Une nation inquiète de sa masse noire toujours dominée dans le Sud par les lois Jim Crow et en Californie par un racisme institutionnalisé. Populations indiennes et mexicaines avaient, elles aussi, été depuis longtemps matées et réduites au silence. Mais pour combien de temps?
Pour que les Etats-Unis du capitalisme et de la démocratie triomphante puissent continuer de croître et prospérer, il était nécessaire - disaient ses dirigeants - qu’ils demeurent attachés aux valeurs qui les avaient fondés. Libre entreprise. Religion. Patrie. Et que tout cela soit «blanc». Validé par la Constitution. Estampillé US. Pourtant, on s’inquiétait...
On s’inquiétait parce qu’à l’Est, au sortir de la Seconde Guerre mondiale, un vide s’était créé au centre de l’Europe dont l’URSS avait profité pour asseoir sa domination sur la Finlande, la Roumanie, la Hongrie, la Bulgarie et la Pologne. Hier des nations souveraines.
Désormais, des «satellites» par lesquels Staline étendait sa sphère d’influence politique. A Washington, on spéculait sur le danger réel que constituait cette expansion.

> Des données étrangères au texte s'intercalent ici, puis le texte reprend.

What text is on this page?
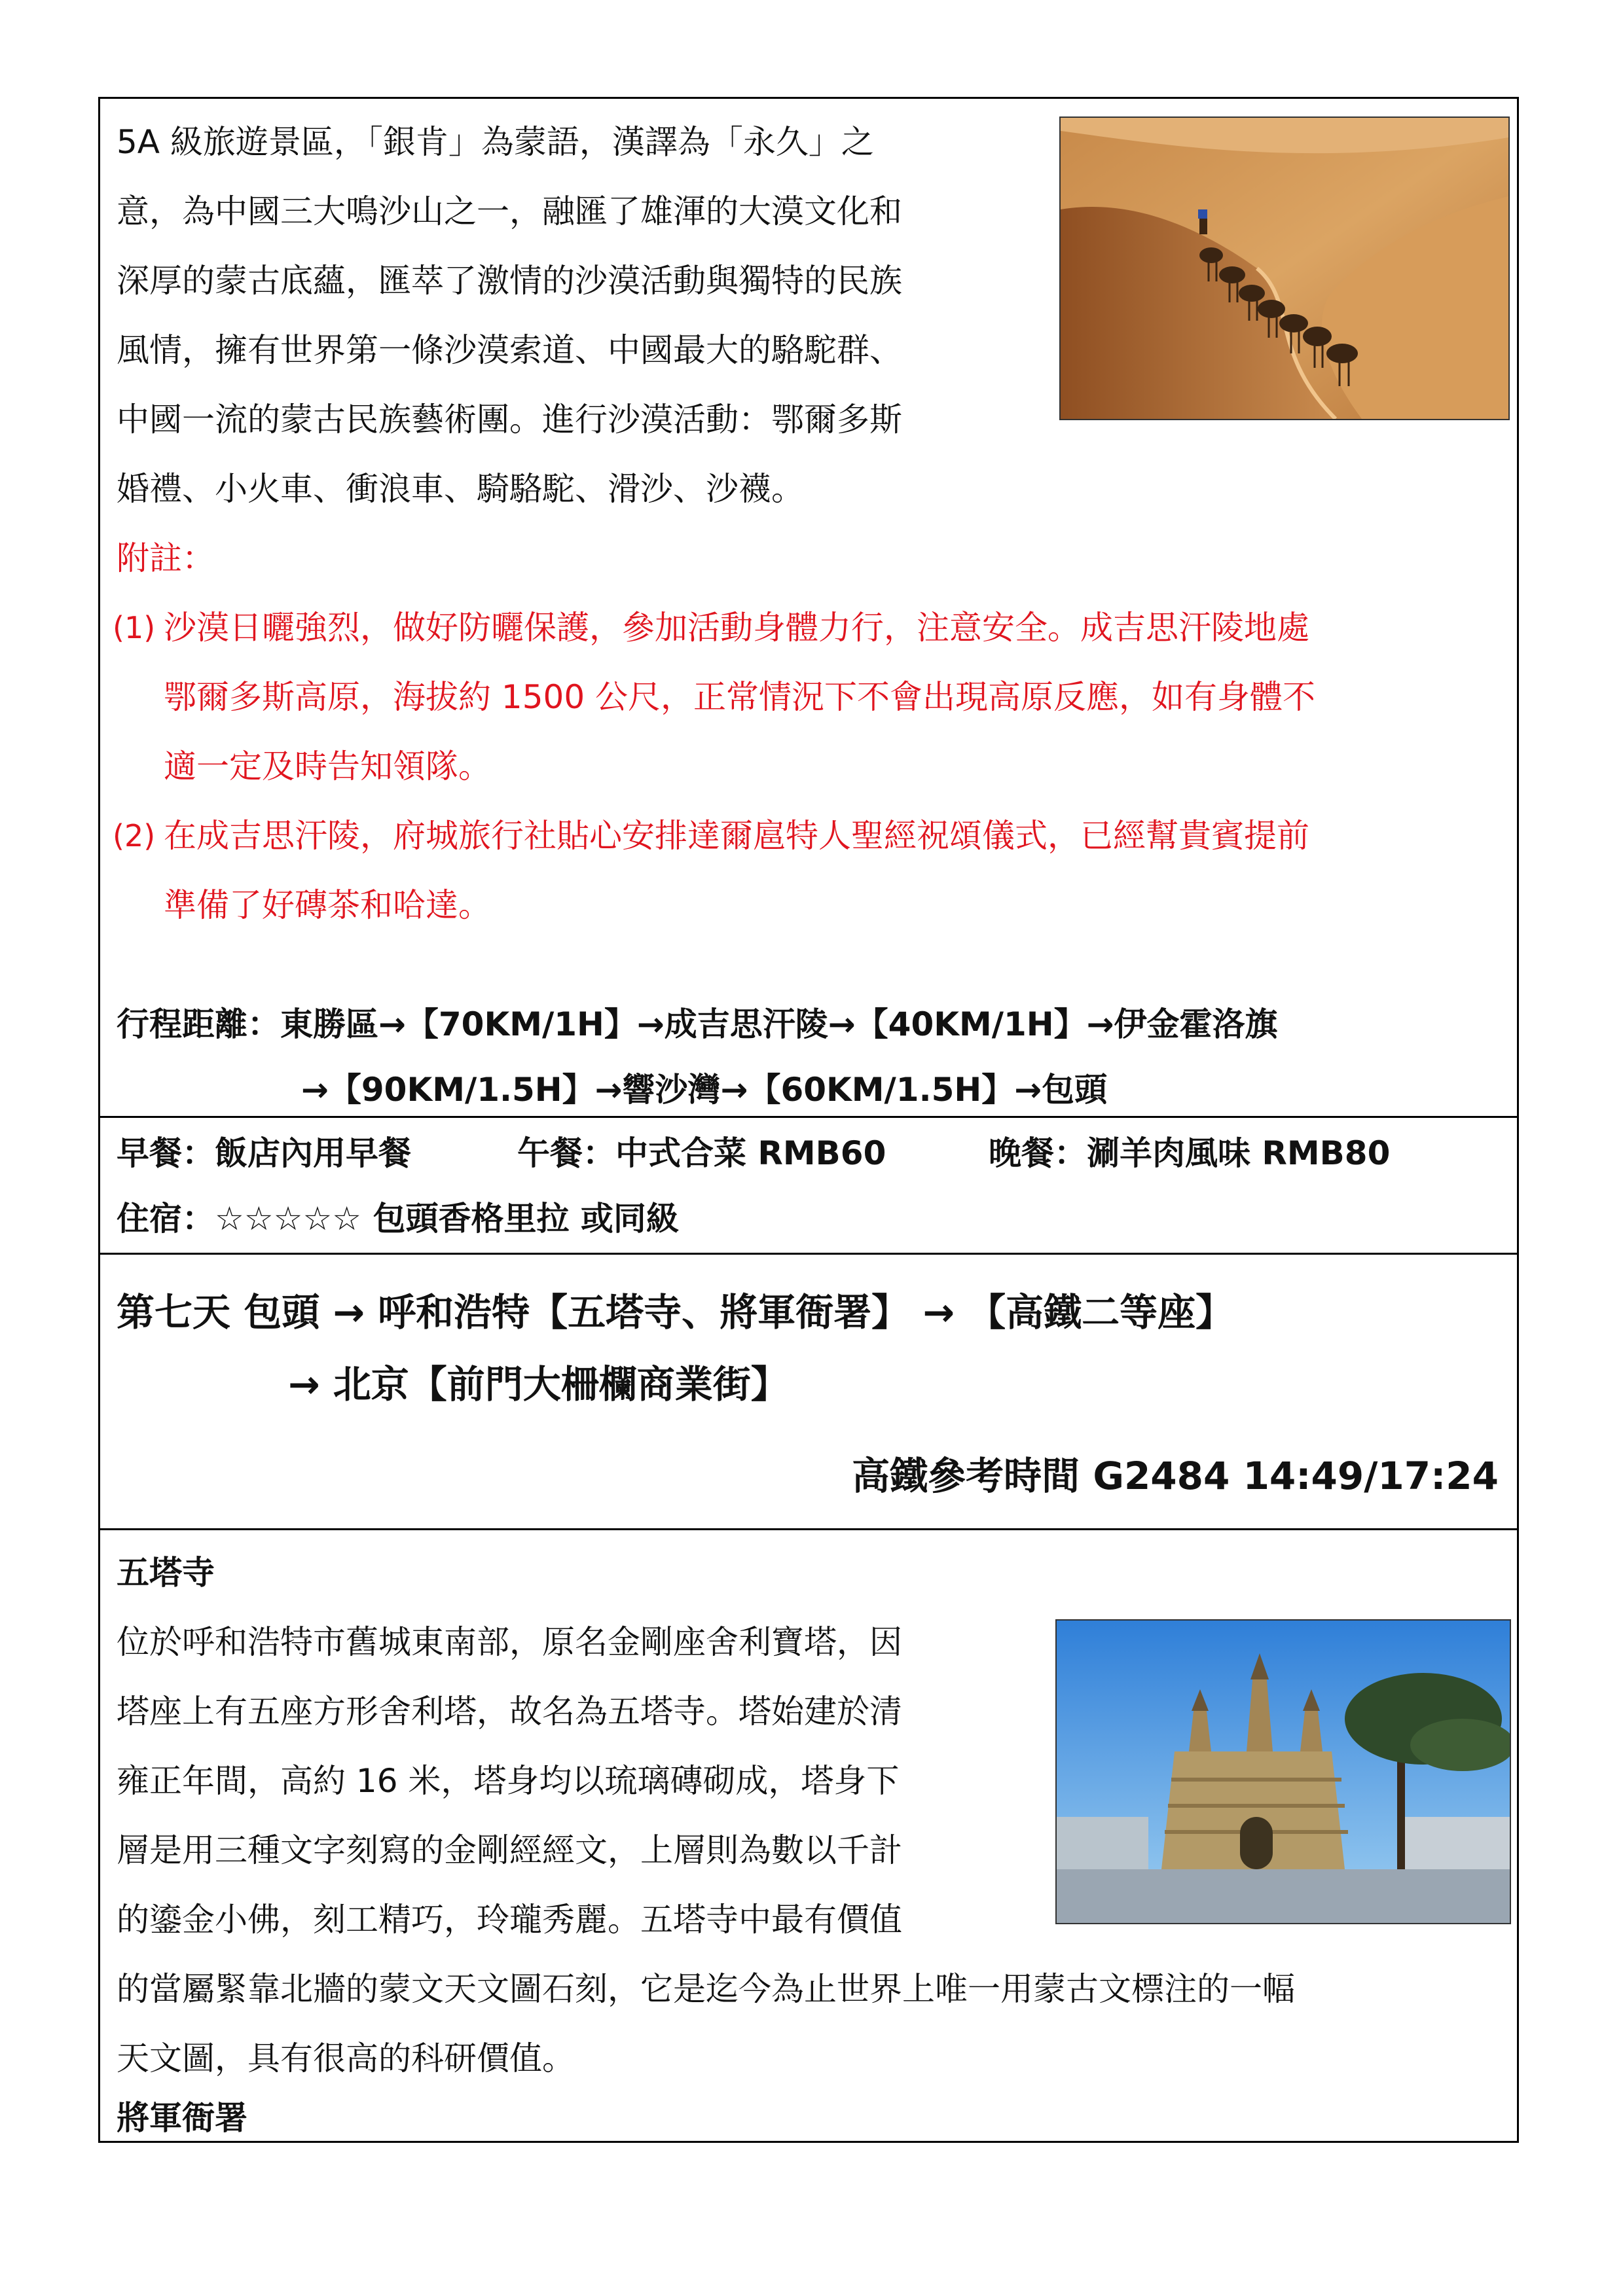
5A 級旅遊景區，「銀肯」為蒙語，漢譯為「永久」之
意，為中國三大鳴沙山之一，融匯了雄渾的大漠文化和
深厚的蒙古底蘊，匯萃了激情的沙漠活動與獨特的民族
風情，擁有世界第一條沙漠索道、中國最大的駱駝群、
中國一流的蒙古民族藝術團。進行沙漠活動：鄂爾多斯
婚禮、小火車、衝浪車、騎駱駝、滑沙、沙襪。
附註：
(1) 沙漠日曬強烈，做好防曬保護，參加活動身體力行，注意安全。成吉思汗陵地處
鄂爾多斯高原，海拔約 1500 公尺，正常情況下不會出現高原反應，如有身體不
適一定及時告知領隊。
(2) 在成吉思汗陵，府城旅行社貼心安排達爾扈特人聖經祝頌儀式，已經幫貴賓提前
準備了好磚茶和哈達。
行程距離：東勝區→【70KM/1H】→成吉思汗陵→【40KM/1H】→伊金霍洛旗
→【90KM/1.5H】→響沙灣→【60KM/1.5H】→包頭
早餐：飯店內用早餐	午餐：中式合菜 RMB60	晚餐：涮羊肉風味 RMB80
住宿：☆☆☆☆☆ 包頭香格里拉 或同級
第七天 包頭 → 呼和浩特【五塔寺、將軍衙署】 → 【高鐵二等座】
→ 北京【前門大柵欄商業街】
高鐵參考時間 G2484 14:49/17:24
五塔寺
位於呼和浩特市舊城東南部，原名金剛座舍利寶塔，因
塔座上有五座方形舍利塔，故名為五塔寺。塔始建於清
雍正年間，高約 16 米，塔身均以琉璃磚砌成，塔身下
層是用三種文字刻寫的金剛經經文，上層則為數以千計
的鎏金小佛，刻工精巧，玲瓏秀麗。五塔寺中最有價值
的當屬緊靠北牆的蒙文天文圖石刻，它是迄今為止世界上唯一用蒙古文標注的一幅
天文圖，具有很高的科研價值。
將軍衙署
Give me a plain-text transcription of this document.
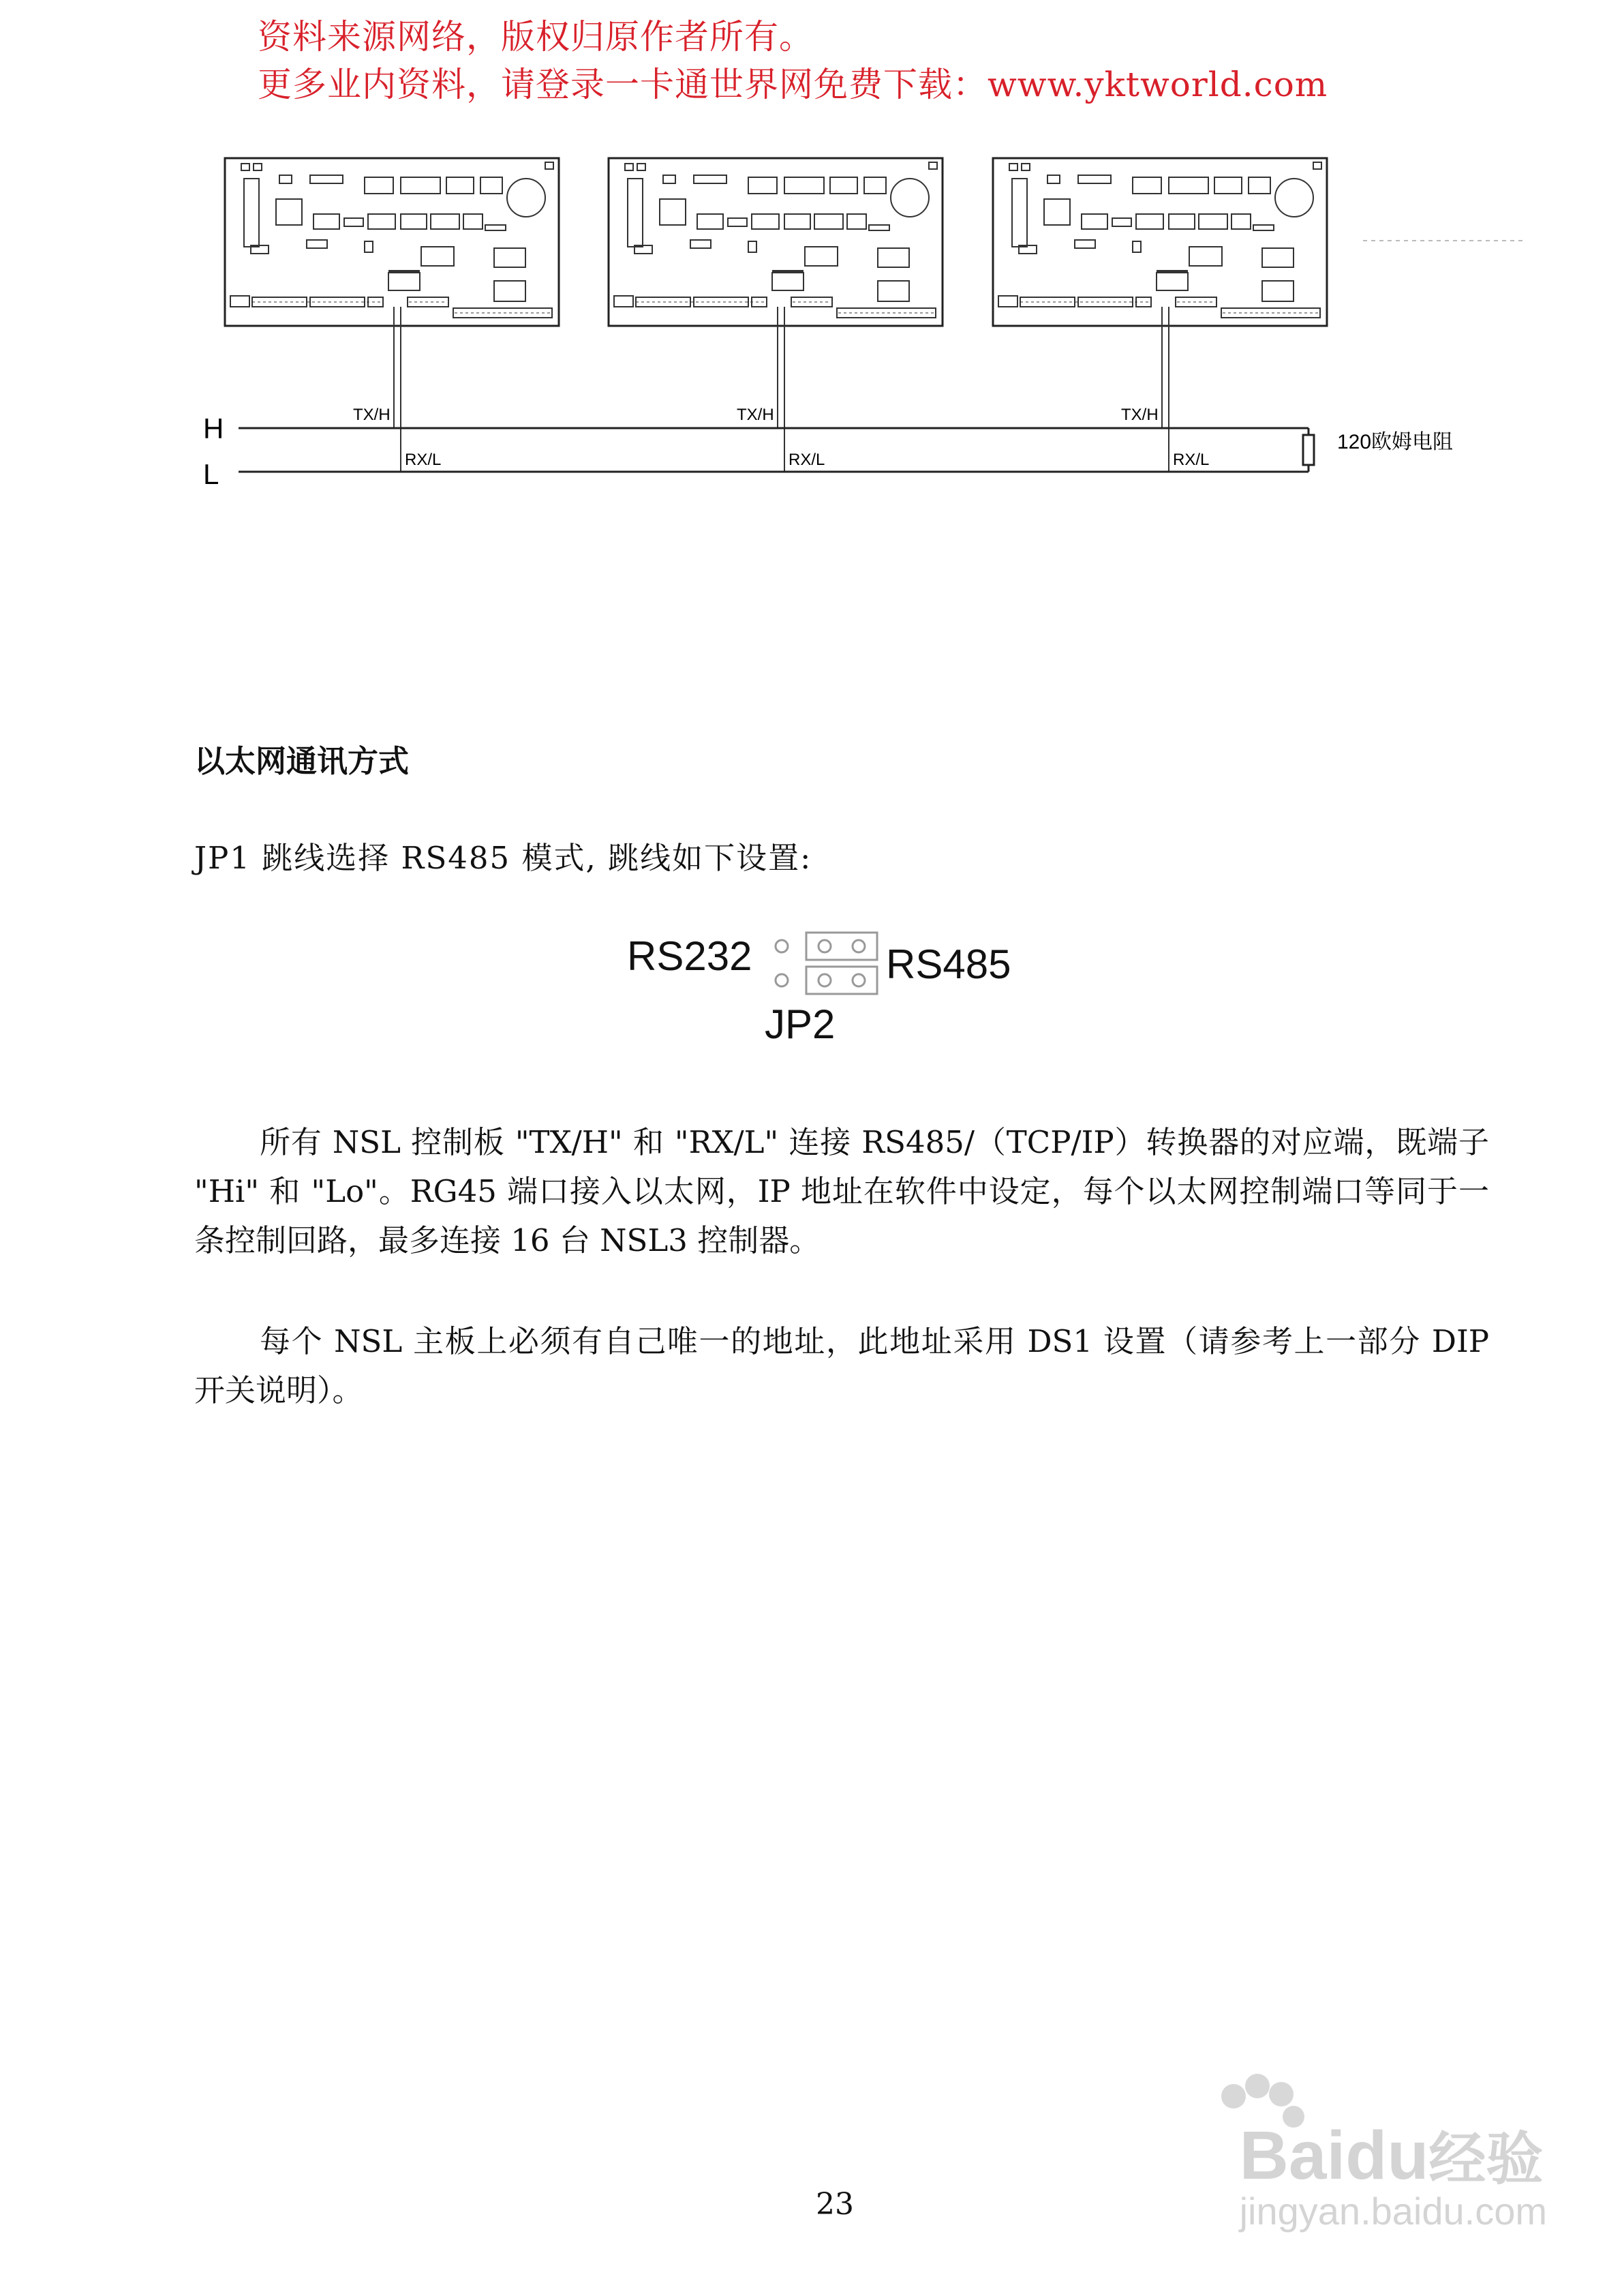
资料来源网络，版权归原作者所有。
更多业内资料，请登录一卡通世界网免费下载：www.yktworld.com
H
L
TX/H
RX/L
TX/H
RX/L
TX/H
RX/L
120欧姆电阻
以太网通讯方式
JP1 跳线选择 RS485 模式, 跳线如下设置:
RS232	RS485
JP2
所有 NSL 控制板 "TX/H" 和 "RX/L" 连接 RS485/（TCP/IP）转换器的对应端，既端子 "Hi" 和 "Lo"。RG45 端口接入以太网，IP 地址在软件中设定，每个以太网控制端口等同于一条控制回路，最多连接 16 台 NSL3 控制器。
每个 NSL 主板上必须有自己唯一的地址，此地址采用 DS1 设置（请参考上一部分 DIP 开关说明）。
23
Baidu经验
jingyan.baidu.com
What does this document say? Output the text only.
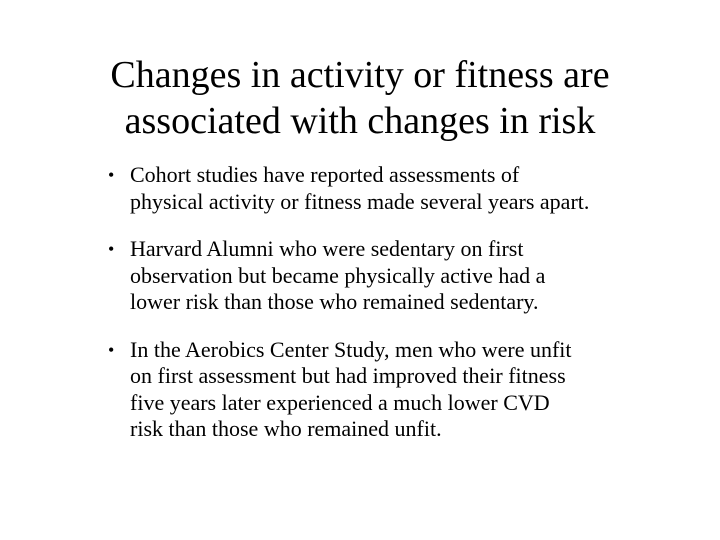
Changes in activity or fitness are
associated with changes in risk
• Cohort studies have reported assessments of
physical activity or fitness made several years apart.
• Harvard Alumni who were sedentary on first
observation but became physically active had a
lower risk than those who remained sedentary.
• In the Aerobics Center Study, men who were unfit
on first assessment but had improved their fitness
five years later experienced a much lower CVD
risk than those who remained unfit.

Arsenal considérable, arme atomique, personnalité belliqueuse du chef soviétique: tout incitait le président Truman et ses conseils à la plus grande fermeté.
Mais il était un péril plus immédiat et insidieux encore qui menaçait la nation américaine. Un fléau familier, car déjà combattu trois décennies plus tôt: la doctrine communiste. Que celle-ci vînt menacer les totems sur lesquels s’étaient instaurés l’Empire, son consumérisme, son obsession de la réussite et ses pelouses taillées au ciseau à ongles... Qu’elle séduise sa jeunesse, s’infiltre dans les cercles intellectuels et jusqu’au cœur de l’administration... La société pourrait s’en trouver gangrénée, jusqu’à s’effondrer. Un pays tout entier se fédéra alors autour de sa peur séculaire de «l’autre». Hier et demain, l’afrodescendant. Aujourd’hui: le communiste!